File size limits
GREAT currently supports test files with up to 500,000 test regions and background files with up to 1,000,000 regions. Each must be less than 50 MB in size. Compressed data must decompress to plain text files at most 50 MB in size.
GREAT version 1.2 supported at most 200,000 test regions and did not support compressed data as input.
Handling large data sets
By default GREAT displays data in a "Significant by Both" View that only shows terms significant by both the binomial test over genomic regions and the hypergeometric test over genes. Large data sets can cause a large fraction of all genes to be selected via the regulatory domain association rules. This often results in saturation of the hypergeometric test over genes such that no hypergeometric test results are significant.
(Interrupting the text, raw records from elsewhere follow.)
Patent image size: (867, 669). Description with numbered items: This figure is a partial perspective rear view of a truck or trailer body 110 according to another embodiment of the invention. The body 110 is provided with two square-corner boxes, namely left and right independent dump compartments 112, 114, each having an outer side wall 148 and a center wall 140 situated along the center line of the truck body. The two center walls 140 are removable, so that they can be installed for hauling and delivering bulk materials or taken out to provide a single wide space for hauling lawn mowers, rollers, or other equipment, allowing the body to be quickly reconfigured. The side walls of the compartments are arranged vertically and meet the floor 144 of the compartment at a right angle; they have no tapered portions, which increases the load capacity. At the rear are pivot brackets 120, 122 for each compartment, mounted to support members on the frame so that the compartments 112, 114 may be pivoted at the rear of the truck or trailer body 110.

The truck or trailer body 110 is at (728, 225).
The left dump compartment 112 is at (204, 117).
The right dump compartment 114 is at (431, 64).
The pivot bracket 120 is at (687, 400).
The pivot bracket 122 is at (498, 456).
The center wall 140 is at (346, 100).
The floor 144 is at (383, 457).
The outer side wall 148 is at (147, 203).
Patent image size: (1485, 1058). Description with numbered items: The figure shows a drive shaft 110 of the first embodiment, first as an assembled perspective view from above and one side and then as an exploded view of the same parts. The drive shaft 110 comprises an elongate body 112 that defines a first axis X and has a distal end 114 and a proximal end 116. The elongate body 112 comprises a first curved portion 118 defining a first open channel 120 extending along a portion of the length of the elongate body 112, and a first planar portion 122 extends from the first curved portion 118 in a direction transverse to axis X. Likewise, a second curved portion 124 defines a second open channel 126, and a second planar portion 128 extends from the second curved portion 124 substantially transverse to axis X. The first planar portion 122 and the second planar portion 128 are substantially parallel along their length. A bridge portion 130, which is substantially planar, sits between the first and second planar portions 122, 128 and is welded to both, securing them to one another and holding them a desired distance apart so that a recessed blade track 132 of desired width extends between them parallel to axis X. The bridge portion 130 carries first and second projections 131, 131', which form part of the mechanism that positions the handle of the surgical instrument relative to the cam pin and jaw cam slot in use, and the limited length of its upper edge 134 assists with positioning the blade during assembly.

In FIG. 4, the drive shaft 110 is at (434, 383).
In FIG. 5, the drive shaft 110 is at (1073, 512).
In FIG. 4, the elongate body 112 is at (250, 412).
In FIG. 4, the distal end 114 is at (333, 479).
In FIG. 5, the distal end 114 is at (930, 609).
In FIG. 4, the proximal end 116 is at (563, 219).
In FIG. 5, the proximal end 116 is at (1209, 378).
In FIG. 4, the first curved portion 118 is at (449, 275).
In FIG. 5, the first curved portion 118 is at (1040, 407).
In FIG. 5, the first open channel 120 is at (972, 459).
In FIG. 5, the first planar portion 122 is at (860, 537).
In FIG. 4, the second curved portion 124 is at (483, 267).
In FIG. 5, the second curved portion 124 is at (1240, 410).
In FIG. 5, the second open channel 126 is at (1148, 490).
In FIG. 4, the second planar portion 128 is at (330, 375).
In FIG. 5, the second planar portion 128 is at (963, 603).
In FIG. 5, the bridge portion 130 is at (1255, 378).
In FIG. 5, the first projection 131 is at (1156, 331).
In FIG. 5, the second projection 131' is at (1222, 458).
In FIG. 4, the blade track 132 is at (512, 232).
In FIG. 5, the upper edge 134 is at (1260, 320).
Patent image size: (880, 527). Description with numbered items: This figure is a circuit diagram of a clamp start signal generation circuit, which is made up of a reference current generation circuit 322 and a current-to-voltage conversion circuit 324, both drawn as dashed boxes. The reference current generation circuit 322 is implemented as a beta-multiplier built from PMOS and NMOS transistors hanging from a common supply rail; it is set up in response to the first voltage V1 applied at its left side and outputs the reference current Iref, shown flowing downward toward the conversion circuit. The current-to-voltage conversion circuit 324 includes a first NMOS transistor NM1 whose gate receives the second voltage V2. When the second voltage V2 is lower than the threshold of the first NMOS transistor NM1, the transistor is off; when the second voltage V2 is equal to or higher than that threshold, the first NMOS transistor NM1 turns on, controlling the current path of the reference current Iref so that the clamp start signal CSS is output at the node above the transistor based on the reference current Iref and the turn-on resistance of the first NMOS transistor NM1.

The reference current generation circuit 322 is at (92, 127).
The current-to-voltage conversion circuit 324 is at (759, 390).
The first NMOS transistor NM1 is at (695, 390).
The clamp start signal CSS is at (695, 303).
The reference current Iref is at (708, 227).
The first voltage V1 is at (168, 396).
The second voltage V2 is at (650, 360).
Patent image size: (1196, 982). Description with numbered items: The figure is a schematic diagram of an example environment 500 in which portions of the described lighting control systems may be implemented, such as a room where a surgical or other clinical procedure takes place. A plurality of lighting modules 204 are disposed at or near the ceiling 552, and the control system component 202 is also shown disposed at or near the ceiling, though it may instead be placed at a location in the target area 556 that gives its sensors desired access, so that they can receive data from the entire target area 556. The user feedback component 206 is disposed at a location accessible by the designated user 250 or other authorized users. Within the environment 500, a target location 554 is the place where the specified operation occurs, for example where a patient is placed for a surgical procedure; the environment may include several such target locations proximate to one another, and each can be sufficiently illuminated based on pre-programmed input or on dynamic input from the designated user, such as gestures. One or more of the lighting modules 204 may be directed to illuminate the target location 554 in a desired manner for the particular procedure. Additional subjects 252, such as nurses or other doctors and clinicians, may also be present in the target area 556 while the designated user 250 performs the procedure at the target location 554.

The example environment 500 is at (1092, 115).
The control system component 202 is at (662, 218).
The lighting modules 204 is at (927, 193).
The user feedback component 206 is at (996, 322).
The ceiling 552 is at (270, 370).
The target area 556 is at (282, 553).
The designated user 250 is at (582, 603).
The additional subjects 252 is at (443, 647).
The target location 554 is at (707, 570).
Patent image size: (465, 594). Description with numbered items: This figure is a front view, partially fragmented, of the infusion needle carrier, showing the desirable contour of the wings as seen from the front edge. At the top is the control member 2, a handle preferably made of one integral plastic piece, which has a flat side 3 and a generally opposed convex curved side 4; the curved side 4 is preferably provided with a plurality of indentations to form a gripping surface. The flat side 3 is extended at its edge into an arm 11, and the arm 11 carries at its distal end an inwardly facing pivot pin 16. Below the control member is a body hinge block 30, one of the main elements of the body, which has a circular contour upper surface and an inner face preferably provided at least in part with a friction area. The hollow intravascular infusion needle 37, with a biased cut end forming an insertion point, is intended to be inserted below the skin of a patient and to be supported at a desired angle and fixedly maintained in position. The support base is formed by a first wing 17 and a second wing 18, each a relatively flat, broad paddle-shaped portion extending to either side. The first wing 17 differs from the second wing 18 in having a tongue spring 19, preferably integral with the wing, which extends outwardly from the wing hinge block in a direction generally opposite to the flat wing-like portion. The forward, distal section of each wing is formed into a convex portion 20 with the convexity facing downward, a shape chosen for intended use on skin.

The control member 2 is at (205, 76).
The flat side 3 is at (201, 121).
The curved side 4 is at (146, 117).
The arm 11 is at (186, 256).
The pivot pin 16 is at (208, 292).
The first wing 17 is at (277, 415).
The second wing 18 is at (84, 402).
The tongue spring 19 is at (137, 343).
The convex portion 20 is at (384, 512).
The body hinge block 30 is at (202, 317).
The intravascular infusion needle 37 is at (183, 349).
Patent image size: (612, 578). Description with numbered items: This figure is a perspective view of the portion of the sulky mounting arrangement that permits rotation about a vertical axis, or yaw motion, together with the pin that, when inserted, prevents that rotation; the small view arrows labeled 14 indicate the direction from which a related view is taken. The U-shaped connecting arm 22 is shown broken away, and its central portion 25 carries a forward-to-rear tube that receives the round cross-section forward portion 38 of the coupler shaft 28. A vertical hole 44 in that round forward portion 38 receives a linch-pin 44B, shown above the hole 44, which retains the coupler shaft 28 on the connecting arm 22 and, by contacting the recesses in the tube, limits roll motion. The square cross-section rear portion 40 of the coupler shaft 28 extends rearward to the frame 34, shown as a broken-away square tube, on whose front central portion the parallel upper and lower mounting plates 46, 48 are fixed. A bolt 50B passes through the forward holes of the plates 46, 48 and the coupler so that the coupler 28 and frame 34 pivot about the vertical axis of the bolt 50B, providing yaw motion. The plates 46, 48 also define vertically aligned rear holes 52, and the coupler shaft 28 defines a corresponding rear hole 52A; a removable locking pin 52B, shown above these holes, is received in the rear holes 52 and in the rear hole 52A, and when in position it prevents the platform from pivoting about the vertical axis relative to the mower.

The binomial test over genomic regions is robust to large data sets, however.
There are two ways to circumvent the saturation of the hypergeometric test:
- Restricting the input set to a few thousand regions (i.e. by picking the most robust peaks generated by a peak-calling tool) eliminates saturation of the hypergeometric test.
- Alternatively, results for large data sets can be viewed in the "Significant by Region-based Binomial" or "Full" View and terms enriched due to many regions clustered around one or few genes can be filtered by using the observed gene hits display filter.
This warning is not applicable when the foreground/background test test is used since the hypergeometric test is over genomic regions rather than genes.